If the full top-up tax is not collected through Swedish domestic rules, a parent entity will remain liable under the primary rule for its share of any outstanding amount, according to the proposal.
The Ministry of Finance said the current framework places liability on entities other than the joint venture itself, which prevents Swedish QDMTT from qualifying for other jurisdictions’ safe harbour rules. This can lead to parallel taxation outcomes where Sweden collects the full top-up tax while foreign jurisdictions may still impose liability under primary or secondary Pillar Two rules. The proposed amendments aim to address this issue and align the Swedish regime with international safe harbour treatment.
Administrative changes are also included. Joint ventures and their subsidiaries that become liable for Swedish QDMTT will be required to submit a top-up tax return, and related procedural rules will be adjusted accordingly. Other requirements under the broader Pillar Two framework, including registration and record-keeping obligations, are also reflected in the proposal.

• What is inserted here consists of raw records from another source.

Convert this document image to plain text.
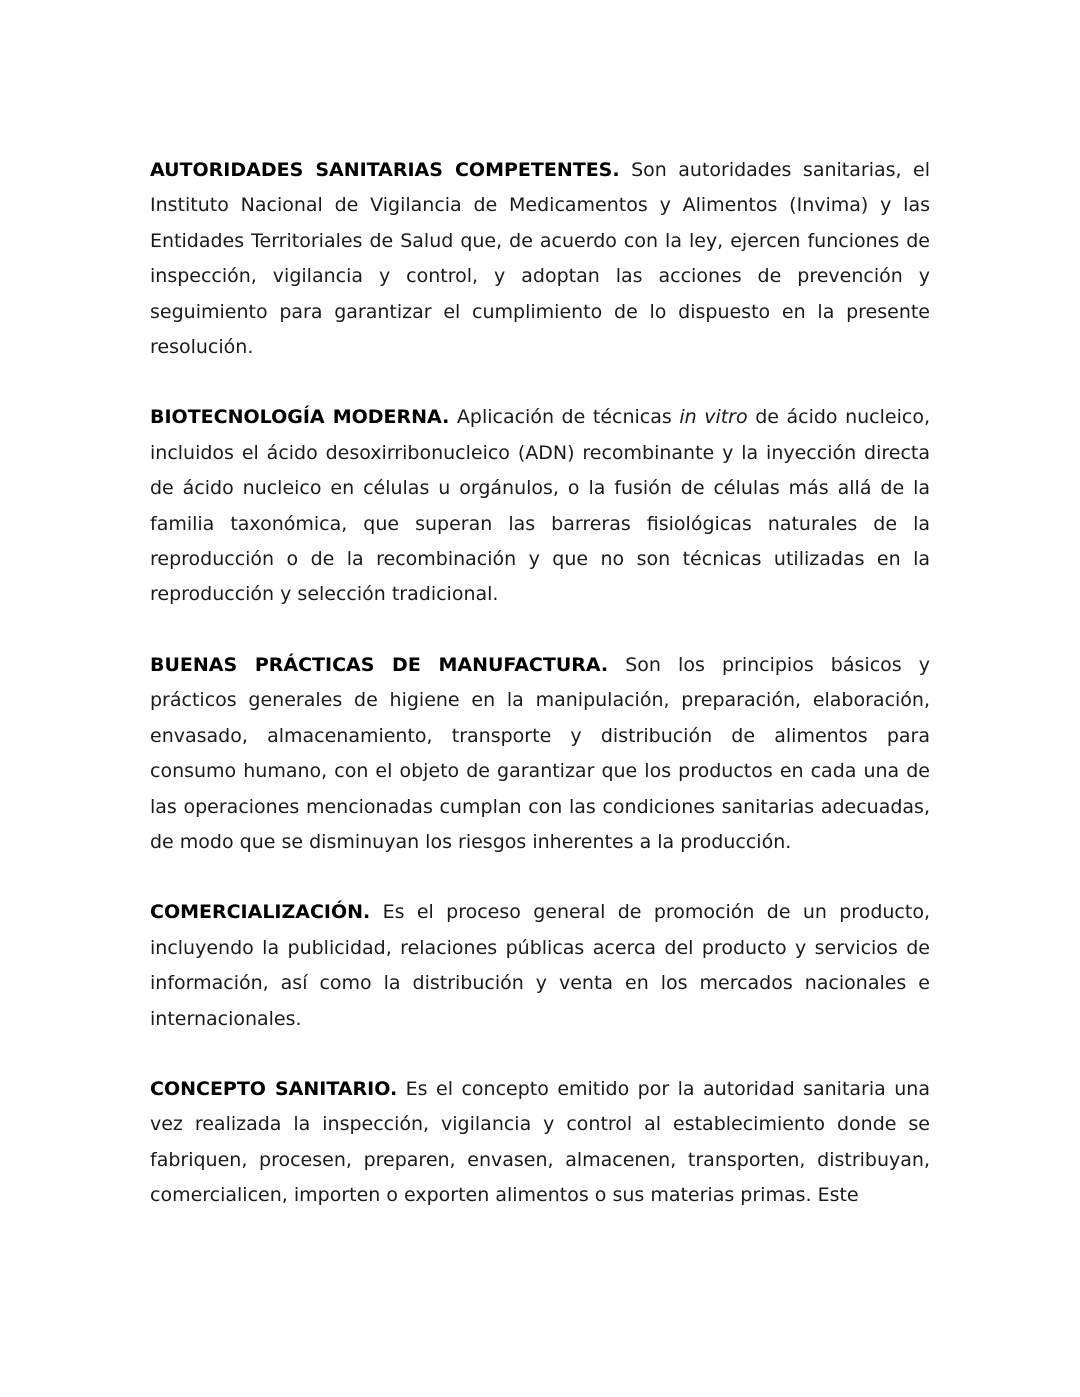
AUTORIDADES SANITARIAS COMPETENTES. Son autoridades sanitarias, el Instituto Nacional de Vigilancia de Medicamentos y Alimentos (Invima) y las Entidades Territoriales de Salud que, de acuerdo con la ley, ejercen funciones de inspección, vigilancia y control, y adoptan las acciones de prevención y seguimiento para garantizar el cumplimiento de lo dispuesto en la presente resolución.

BIOTECNOLOGÍA MODERNA. Aplicación de técnicas in vitro de ácido nucleico, incluidos el ácido desoxirribonucleico (ADN) recombinante y la inyección directa de ácido nucleico en células u orgánulos, o la fusión de células más allá de la familia taxonómica, que superan las barreras fisiológicas naturales de la reproducción o de la recombinación y que no son técnicas utilizadas en la reproducción y selección tradicional.

BUENAS PRÁCTICAS DE MANUFACTURA. Son los principios básicos y prácticos generales de higiene en la manipulación, preparación, elaboración, envasado, almacenamiento, transporte y distribución de alimentos para consumo humano, con el objeto de garantizar que los productos en cada una de las operaciones mencionadas cumplan con las condiciones sanitarias adecuadas, de modo que se disminuyan los riesgos inherentes a la producción.

COMERCIALIZACIÓN. Es el proceso general de promoción de un producto, incluyendo la publicidad, relaciones públicas acerca del producto y servicios de información, así como la distribución y venta en los mercados nacionales e internacionales.

CONCEPTO SANITARIO. Es el concepto emitido por la autoridad sanitaria una vez realizada la inspección, vigilancia y control al establecimiento donde se fabriquen, procesen, preparen, envasen, almacenen, transporten, distribuyan, comercialicen, importen o exporten alimentos o sus materias primas. Este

The changes are proposed to enter into force on 1 March 2027 and apply to fiscal years beginning after 28 February 2027. A transitional option will allow reporting entities, joint ventures and subsidiaries to apply the rules retroactively for fiscal years beginning after 31 December 2024.
Earlier, Sweden published amendments to its Top-up Tax Act (2023:875) in the Official Gazette (SFS 2026:305) on 31 March 2026, allowing a single resident group entity to assume responsibility for a group’s supplementary top-up tax under domestic Pillar Two rules.